Karena semakin besar dan maju daerah Banten, maka pada tahun 1552 M, Kadipaten Banten
dirubah menjadi negara bagian Demak dengan Pangeran Hasanuddin sebagai Sultannya. Atas
petunjuk dari Syarif Hidayatullah pusat pemerintahan Banten dipindahkan dari Banten
Girang ke dekat pelabuhan di Banten Lor yang terletak dipesisir utara yang sekarang menjadi
Keraton Surosowan. (Djajadiningrat;1983:144) Pada tahun 1568 M, saat itu Kesultanan
Demak runtuh dan digantikan oleh Panjang, Barulah Sultan Hasanuddin memproklamirkan
Banten sebagai negara merdeka, lepas dari pengaruh Demak atau pun Panjang.
(Hamka;1976:181) Disamping itu Banten juga menjadi pusat penyebaran agama Islam,
banyak orang-orang dari luar daerah yang sengaja datang untuk belajar, sehingga tumbuhlah
beberapa perguruan Islam di Banten seperti yang ada di Kasunyatan. Ditempat ini berdiri
masjid Kasunyatan yang umurnya lebih tua dari masjid Agung Banten. (Ismail;1983:35)
Disinilah tempat tinggal dan mengajarnya Kiayi Dukuh yang bergelar Pangeran Kasunyatan
guru dari Pangeran Yusuf. (Djajadiningrat;1983:163)

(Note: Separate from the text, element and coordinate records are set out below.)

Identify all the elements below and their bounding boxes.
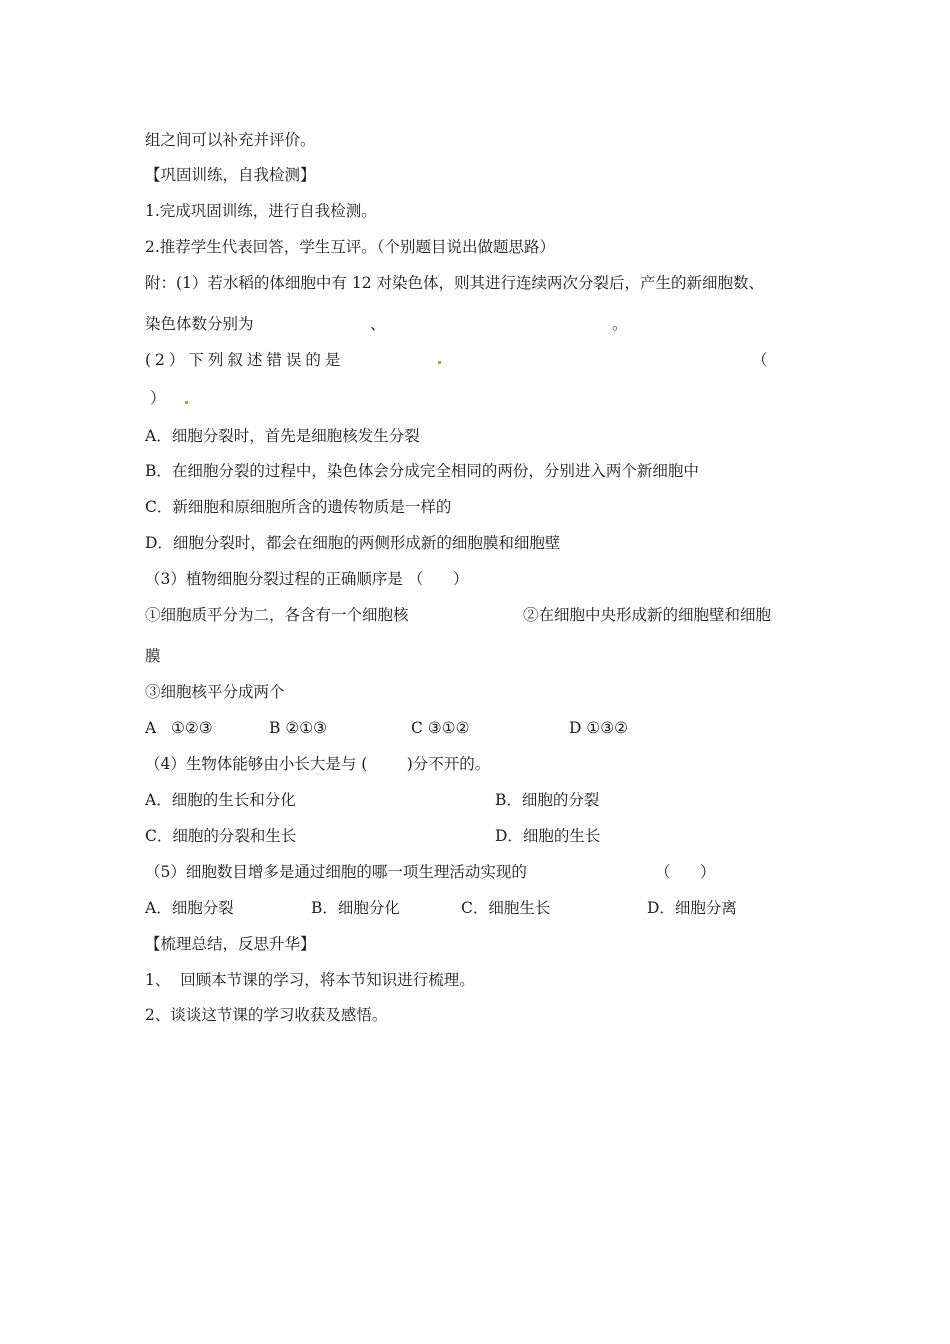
blank-separator: 、 xyxy=(370,315,386,333)
sentence-end: 。 xyxy=(612,315,628,333)
step-1: ①细胞质平分为二，各含有一个细胞核 xyxy=(145,606,409,624)
section-heading: 【巩固训练，自我检测】 xyxy=(145,166,316,184)
text-line: 组之间可以补充并评价。 xyxy=(145,131,316,149)
stray-dot xyxy=(438,361,441,364)
option-c: C．细胞生长 xyxy=(461,899,551,917)
option-b: B．在细胞分裂的过程中，染色体会分成完全相同的两份，分别进入两个新细胞中 xyxy=(145,462,699,480)
option-d: D．细胞的生长 xyxy=(495,827,601,845)
question-1-cont: 染色体数分别为 xyxy=(145,315,254,333)
question-5: （5）细胞数目增多是通过细胞的哪一项生理活动实现的 xyxy=(145,863,527,881)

Kerajaan Islam di Banten Saat itu lebih dikenal oleh masyarakat Banten dan sekitarnya
dengan sebutan Kesultanan Banten. Kesultanan Banten telah mencapai masa kejayaannya
dimasa lalu dan telah berhasil merubah wajah sebagian besar masyarakat Banten. Pengaruh
yang besar diberikan oleh Islam melalui kesultanan dan para ulama serta mubaligh Islam di
Banten seperti tidak dapat disangsikan lagi dan penyebarannya melalui jalur politik,
pendidikan, kebudayaan dan ekonomi di masa itu.

Puncak Kejayaan Banten


Kesultanan Banten merupakan kerajaan maritim dan mengandalkan perdagangan dalam
menopang perekonomiannya. Monopoli atas perdagangan lada di Lampung, menempatkan
penguasa Banten sekaligus sebagai pedagang perantara dan Kesultanan Banten berkembang
pesat, menjadi salah satu pusat niaga yang penting pada masa itu.[9] Perdagangan laut
berkembang ke seluruh Nusantara, Banten menjadi kawasan multi-etnis. Dibantu orang
Inggris, Denmark dan Tionghoa, Banten berdagang dengan Persia, India, Siam, Vietnam,
Filipina, Cina dan Jepang.

Kerajaan Banten mencapai kejayaan pada masa pemerintahan Sultan Ageng Tirtayasa (1651-
1682). Dimana, Banten membangun armada dengan contoh Eropa serta memberi upah
kepada pekerja Eropa. Namun, Sultan Ageng Tirtayasa sangat menentang Belanda yang
terbentuk dalam VOC dan berusaha keluar dari tekanan VOC yang telah memblokade kapal
dagang menuju Banten. Selain itu, Banten juga melakukan monopoli Lada di Lampung yang
menjadi perantara perdagangan dengan negara-negara lain sehingga Banten menjadi wilayah
yang multi etnis dan perdagangannya berkembang dengan pesat.